Rotation Introduction Introduction

Sometime towards the end of the Stone Age—after mammoth hunts were the pastime du jour but before the Flintstones—mankind stumbled upon the best invention since sliced bread and "30 Rock" reruns: the wheel. Along with enabling agriculture and transportation and construction and pretty much every single thing that makes the modern world the modern world, the wheel opened up a whole new branch of physics in the form of rotational motion.

In the rotational world, our previous study of linear motion is extended to angular analogs: position becomes angle, velocity becomes angular velocity, and acceleration becomes angular acceleration. Much of the physics remains the same, but new ideas like moment of inertia (how objects resist rotation) or torque (what forces do to objects when they try to spin, instead of push, them) let us fully describe rotational motion, the way mass and forces let us describe linear motion.

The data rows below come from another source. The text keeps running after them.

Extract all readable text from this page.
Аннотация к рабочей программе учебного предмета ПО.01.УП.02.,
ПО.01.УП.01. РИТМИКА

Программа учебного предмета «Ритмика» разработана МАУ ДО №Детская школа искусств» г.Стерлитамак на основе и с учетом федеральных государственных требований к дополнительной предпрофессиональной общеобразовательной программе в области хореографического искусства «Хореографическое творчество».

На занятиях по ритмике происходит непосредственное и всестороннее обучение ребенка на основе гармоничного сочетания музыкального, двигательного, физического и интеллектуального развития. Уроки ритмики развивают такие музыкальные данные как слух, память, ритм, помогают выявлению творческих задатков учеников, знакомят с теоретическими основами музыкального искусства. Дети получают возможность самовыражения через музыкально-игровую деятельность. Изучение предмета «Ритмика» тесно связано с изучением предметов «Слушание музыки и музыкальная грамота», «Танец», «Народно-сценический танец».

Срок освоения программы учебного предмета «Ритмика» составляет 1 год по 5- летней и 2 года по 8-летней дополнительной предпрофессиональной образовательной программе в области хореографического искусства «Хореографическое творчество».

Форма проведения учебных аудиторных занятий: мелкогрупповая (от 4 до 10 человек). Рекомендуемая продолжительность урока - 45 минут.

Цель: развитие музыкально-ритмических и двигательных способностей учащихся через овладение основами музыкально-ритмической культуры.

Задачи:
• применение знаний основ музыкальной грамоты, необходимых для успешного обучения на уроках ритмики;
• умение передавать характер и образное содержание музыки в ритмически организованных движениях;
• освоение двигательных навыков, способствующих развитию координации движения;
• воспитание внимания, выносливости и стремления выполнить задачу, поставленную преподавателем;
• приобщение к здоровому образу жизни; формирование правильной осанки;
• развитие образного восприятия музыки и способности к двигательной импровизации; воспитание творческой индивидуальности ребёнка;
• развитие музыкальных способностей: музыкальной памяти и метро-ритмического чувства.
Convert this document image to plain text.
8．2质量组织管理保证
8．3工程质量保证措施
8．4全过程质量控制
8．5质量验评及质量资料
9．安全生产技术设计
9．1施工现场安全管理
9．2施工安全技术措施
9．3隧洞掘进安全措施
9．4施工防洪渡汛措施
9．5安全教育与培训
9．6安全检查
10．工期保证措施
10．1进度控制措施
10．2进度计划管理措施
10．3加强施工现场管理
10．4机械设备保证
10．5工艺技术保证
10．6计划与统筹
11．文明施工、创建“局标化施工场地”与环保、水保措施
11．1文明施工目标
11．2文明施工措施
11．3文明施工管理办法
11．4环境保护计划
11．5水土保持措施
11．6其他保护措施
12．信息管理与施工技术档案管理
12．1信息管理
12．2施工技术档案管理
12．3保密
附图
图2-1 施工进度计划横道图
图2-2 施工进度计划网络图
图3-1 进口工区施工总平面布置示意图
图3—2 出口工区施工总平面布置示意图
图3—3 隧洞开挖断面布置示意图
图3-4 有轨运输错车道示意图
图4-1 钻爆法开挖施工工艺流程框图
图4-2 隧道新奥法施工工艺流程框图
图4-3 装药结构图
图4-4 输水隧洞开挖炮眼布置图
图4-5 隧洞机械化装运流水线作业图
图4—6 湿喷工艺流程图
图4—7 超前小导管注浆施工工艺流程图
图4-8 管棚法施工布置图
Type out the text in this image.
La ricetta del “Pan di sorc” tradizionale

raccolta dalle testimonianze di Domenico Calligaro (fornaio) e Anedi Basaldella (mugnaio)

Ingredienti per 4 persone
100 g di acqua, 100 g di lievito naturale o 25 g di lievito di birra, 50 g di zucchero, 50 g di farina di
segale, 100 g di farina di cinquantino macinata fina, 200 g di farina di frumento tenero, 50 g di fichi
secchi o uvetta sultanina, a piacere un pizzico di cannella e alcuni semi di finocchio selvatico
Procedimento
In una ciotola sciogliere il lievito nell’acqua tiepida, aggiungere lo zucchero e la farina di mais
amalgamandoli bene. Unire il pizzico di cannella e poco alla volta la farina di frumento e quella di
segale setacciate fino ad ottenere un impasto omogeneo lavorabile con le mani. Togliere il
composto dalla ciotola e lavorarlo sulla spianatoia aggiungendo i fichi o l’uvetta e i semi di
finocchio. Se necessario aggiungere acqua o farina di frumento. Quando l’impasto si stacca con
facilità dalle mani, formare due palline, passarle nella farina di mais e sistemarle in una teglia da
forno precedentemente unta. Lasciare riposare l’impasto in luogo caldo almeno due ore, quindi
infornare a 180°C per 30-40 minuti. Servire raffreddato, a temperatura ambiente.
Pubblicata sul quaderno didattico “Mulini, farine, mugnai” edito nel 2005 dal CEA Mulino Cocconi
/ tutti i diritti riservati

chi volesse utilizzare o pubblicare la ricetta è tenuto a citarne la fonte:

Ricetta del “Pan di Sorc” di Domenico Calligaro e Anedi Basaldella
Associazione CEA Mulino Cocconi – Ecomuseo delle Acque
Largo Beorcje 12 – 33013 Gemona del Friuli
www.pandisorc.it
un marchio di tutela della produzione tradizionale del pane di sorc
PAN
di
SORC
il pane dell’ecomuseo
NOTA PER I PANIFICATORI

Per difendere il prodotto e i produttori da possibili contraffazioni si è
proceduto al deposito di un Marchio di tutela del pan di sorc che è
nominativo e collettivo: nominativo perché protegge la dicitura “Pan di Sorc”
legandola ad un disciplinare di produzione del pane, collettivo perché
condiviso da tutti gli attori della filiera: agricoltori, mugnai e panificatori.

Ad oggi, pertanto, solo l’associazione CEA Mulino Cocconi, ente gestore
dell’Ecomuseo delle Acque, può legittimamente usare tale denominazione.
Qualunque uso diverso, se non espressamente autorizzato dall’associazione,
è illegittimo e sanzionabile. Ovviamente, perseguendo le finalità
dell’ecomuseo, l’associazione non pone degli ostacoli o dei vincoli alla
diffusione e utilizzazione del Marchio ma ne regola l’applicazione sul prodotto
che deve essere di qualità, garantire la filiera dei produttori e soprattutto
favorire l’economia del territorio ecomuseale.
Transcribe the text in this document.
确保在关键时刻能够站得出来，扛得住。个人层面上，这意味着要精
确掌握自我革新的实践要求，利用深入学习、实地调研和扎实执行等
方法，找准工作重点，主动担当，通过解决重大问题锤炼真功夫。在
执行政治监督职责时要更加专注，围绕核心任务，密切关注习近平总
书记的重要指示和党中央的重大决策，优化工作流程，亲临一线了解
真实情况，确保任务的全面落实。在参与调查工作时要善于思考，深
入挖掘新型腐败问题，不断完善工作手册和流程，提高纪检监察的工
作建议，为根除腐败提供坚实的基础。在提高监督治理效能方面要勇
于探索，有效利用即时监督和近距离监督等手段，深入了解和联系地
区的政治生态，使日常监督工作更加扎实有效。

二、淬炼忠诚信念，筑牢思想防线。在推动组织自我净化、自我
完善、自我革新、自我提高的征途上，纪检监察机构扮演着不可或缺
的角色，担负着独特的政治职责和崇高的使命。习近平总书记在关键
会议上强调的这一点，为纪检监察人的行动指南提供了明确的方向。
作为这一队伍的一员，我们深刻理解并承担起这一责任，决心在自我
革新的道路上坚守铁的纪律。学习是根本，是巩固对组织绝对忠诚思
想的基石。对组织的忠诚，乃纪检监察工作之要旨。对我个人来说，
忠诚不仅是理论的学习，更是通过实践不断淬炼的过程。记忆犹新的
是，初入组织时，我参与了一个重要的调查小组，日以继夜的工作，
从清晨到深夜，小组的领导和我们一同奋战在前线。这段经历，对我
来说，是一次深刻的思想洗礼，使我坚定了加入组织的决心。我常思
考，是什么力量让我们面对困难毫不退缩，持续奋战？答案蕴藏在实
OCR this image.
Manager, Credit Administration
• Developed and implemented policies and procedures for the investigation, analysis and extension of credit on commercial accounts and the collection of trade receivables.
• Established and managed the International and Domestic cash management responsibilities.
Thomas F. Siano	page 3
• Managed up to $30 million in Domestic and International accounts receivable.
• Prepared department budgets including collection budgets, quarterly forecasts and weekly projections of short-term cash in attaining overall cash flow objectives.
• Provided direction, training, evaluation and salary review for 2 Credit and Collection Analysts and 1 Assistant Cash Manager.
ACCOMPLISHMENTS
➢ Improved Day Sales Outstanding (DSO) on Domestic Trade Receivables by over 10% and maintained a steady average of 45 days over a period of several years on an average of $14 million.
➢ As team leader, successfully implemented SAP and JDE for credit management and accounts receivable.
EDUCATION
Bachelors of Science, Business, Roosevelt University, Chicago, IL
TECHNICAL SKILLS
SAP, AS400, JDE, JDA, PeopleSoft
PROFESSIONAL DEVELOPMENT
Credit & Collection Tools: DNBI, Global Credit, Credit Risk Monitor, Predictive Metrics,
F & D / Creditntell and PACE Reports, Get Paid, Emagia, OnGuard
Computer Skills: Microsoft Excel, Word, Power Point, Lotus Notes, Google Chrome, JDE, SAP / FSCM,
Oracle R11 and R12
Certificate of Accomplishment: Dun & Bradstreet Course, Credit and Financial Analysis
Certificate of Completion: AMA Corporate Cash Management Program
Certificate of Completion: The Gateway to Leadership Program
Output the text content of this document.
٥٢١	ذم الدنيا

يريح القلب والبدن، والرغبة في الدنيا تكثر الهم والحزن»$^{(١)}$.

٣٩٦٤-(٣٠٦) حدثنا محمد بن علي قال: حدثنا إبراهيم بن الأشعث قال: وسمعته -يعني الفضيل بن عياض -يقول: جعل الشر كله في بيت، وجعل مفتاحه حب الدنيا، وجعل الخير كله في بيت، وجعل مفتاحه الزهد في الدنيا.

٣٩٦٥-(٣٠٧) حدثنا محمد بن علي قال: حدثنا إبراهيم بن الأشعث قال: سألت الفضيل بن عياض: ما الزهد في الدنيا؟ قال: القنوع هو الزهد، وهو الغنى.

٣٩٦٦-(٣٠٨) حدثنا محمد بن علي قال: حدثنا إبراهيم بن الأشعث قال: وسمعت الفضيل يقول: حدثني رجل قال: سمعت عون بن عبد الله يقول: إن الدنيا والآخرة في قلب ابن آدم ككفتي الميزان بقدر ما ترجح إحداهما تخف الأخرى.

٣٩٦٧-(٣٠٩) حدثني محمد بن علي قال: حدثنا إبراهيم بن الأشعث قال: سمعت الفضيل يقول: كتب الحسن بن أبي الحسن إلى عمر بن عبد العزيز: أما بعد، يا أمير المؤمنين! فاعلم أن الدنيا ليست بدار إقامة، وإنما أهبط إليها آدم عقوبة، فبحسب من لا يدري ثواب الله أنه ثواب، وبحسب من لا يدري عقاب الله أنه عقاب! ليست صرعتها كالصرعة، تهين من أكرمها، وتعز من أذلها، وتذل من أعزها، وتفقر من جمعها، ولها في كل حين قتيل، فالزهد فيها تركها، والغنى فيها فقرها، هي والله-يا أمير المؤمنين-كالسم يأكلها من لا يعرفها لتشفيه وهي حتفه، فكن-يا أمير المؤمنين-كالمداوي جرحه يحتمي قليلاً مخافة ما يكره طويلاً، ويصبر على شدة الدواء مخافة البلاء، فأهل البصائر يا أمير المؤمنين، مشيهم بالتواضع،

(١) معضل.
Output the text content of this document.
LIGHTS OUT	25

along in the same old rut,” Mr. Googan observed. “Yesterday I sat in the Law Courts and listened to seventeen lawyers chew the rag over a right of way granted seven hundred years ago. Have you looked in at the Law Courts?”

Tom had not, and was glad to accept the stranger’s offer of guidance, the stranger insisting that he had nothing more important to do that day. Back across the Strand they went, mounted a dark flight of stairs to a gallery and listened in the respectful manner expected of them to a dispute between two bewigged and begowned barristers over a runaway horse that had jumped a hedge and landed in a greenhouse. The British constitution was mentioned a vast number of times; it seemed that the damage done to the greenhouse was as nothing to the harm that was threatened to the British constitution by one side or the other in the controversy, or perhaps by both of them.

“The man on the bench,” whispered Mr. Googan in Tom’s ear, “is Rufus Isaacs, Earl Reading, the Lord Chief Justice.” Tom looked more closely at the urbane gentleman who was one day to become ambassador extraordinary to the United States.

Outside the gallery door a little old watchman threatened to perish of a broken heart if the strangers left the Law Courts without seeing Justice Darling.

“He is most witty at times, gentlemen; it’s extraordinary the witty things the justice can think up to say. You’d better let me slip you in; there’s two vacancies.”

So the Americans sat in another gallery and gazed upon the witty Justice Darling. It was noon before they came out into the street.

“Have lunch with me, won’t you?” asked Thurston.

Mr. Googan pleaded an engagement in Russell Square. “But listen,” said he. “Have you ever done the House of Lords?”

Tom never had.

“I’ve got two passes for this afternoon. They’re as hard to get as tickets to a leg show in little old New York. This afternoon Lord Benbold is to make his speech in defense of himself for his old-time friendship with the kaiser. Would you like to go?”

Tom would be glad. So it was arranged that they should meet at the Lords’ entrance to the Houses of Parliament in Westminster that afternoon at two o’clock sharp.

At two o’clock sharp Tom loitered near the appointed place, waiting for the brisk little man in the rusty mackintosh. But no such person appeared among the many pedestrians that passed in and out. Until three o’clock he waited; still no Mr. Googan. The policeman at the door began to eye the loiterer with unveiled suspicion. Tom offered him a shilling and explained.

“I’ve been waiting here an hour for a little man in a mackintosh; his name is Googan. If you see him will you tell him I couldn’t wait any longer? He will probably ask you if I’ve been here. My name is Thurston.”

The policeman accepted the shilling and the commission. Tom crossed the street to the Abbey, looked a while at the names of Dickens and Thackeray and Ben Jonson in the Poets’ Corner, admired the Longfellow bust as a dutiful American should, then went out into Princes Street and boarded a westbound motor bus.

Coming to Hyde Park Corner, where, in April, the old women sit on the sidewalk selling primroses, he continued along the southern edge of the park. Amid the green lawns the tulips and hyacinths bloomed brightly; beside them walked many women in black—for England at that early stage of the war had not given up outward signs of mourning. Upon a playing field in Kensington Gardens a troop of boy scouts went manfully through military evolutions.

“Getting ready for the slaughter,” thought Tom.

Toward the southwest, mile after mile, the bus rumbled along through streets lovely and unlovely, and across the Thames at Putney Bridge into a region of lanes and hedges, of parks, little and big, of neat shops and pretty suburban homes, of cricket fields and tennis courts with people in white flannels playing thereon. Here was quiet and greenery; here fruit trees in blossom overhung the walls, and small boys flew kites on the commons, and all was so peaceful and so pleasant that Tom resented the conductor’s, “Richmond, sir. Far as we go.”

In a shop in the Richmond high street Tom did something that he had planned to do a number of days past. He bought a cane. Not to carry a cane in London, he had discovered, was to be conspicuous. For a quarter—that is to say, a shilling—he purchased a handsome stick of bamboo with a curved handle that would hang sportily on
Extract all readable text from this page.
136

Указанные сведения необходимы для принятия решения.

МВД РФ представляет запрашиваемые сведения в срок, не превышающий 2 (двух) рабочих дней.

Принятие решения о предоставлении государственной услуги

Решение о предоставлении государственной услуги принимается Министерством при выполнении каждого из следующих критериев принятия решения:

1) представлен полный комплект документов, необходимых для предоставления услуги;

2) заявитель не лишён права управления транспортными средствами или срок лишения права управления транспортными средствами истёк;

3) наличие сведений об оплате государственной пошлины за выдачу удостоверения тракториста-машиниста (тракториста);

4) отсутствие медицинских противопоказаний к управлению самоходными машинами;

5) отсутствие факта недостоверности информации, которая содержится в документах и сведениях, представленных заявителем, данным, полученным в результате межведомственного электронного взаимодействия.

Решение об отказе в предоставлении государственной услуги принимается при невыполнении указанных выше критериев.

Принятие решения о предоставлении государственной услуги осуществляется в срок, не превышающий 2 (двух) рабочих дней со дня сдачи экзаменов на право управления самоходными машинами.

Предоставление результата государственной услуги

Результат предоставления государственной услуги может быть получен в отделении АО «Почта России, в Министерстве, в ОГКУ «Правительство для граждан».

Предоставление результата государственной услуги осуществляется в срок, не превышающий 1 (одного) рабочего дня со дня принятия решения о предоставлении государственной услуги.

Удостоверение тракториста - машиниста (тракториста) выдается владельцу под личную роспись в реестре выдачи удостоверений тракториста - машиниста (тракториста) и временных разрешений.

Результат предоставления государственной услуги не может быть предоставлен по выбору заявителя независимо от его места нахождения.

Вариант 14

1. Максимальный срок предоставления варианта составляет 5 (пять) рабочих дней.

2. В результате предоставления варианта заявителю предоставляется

As with any good chunk of physics, rotation also introduces a new conservation law: the law of conservation of angular momentum. Like the linear law of conservation of momentum, this conservation law lets us solve rotational problems by declaring that the total amount of angular momentum in a system must remain constant.

We can put all of these ideas together to examine rolling objects—wheels, tubes, stones, whatever. Rolling objects are moving and spinning, and so have linear kinetic energy as well as rotational kinetic energy.

And if that's all starting to make your head spin, well, good. Get ready to spin some more.